The warning light now predictably comes on during most run-ups, and
stays on for climb out and back on at decent.


This is actually good - if you (or the shop) can make it happen on
demand, it's a lot easier to find. It sounds like it's correlated with
increased vibration, at least for run-up and climb out, which also
suggests a loose connection. Another thing to think about - did anything
else "interesting" happen to the electrical system lately? New battery,
existing battery got so dead you had to put a start-cart on it, new neon
lights underneath, new LED windshield wiper nozzles?

One place to look first might be at the high-current connections in the
electrical system: battery, master relay, alternator output, main bus,
and shunts (if so equipped). If these connections aren't happy, nobody
is going to be happy.

Another place to look first would be in the G1000 operating or service
manual to see what conditions trigger the alternator alarm, and then
chase those conditions backwards from the panel. The manual should say
whether it is making a simple voltage measurement, or also looking at
voltage ripple, current, current ripple, etc.

If the alternator is really easy to get off of the engine, and if the
test gear is available, it can be eliminated in a hurry by pulling it
off and bench-testing it. If it's a pain in the butt to remove, more
tests should be made with the alternator installed before deciding to
remove it. Same for the battery - if it's easy to get at, pull it out
and test it.

This makes me think a sensor is overheating or something.
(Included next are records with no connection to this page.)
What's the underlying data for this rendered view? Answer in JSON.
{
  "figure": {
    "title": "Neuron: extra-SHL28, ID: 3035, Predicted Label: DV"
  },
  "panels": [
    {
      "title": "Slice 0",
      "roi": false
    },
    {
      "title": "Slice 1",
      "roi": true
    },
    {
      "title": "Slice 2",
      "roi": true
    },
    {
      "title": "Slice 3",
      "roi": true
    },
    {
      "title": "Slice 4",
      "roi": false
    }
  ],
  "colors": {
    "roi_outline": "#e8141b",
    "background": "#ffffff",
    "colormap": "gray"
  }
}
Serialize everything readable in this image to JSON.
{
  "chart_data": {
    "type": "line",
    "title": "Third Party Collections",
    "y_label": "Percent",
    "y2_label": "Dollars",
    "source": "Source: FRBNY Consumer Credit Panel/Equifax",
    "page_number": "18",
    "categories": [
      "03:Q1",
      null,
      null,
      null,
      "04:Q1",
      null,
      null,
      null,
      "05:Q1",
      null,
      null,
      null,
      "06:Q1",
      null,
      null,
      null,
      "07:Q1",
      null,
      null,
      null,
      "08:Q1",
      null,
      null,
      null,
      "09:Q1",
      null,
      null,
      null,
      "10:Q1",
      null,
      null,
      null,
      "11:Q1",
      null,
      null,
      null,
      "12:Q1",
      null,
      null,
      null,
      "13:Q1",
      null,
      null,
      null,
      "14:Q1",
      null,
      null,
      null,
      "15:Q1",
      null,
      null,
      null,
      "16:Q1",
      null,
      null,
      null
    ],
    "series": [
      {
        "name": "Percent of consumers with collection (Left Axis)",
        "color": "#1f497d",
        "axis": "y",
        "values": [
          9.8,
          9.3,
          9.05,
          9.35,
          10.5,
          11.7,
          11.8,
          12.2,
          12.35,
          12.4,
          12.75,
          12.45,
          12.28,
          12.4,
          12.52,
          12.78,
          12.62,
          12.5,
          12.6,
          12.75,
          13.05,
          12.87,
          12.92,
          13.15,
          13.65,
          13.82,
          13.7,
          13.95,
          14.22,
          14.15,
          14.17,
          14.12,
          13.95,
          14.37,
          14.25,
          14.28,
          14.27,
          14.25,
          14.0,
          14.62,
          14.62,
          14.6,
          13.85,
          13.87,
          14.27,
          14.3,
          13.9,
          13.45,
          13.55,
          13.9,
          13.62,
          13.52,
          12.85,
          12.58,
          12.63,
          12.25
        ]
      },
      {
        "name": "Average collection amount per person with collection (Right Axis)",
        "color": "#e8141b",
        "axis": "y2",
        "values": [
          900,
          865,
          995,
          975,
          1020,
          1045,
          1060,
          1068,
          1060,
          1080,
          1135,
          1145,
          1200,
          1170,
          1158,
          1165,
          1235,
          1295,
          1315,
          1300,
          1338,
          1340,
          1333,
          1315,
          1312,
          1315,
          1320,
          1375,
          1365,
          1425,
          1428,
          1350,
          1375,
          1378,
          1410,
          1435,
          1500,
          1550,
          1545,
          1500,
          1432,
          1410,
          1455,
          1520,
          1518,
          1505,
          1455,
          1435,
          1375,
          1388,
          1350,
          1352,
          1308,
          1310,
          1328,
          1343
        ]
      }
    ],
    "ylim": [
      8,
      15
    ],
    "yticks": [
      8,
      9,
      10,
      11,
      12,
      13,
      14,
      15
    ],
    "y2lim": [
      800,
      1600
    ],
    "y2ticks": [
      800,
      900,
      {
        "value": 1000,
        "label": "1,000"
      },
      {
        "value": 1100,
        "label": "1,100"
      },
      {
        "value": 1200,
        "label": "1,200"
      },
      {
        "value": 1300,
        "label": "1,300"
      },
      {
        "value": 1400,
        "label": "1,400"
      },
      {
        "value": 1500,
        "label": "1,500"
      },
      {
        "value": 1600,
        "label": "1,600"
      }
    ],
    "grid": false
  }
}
I'm not sure how likely this is. It's probable that at least one of
the voltage "sensors" is built into the G1000 itself - it'd be a real
simple measurement to make on the main power line coming in. If it
makes any current measurements, those sensors are probably external.

Disclaimer: This is based on experience with electrical systems and
electronic equipment in ground vehicles and in fixed installations.
I don't have an A&P; I don't even have a TG&Y. Your mileage may vary.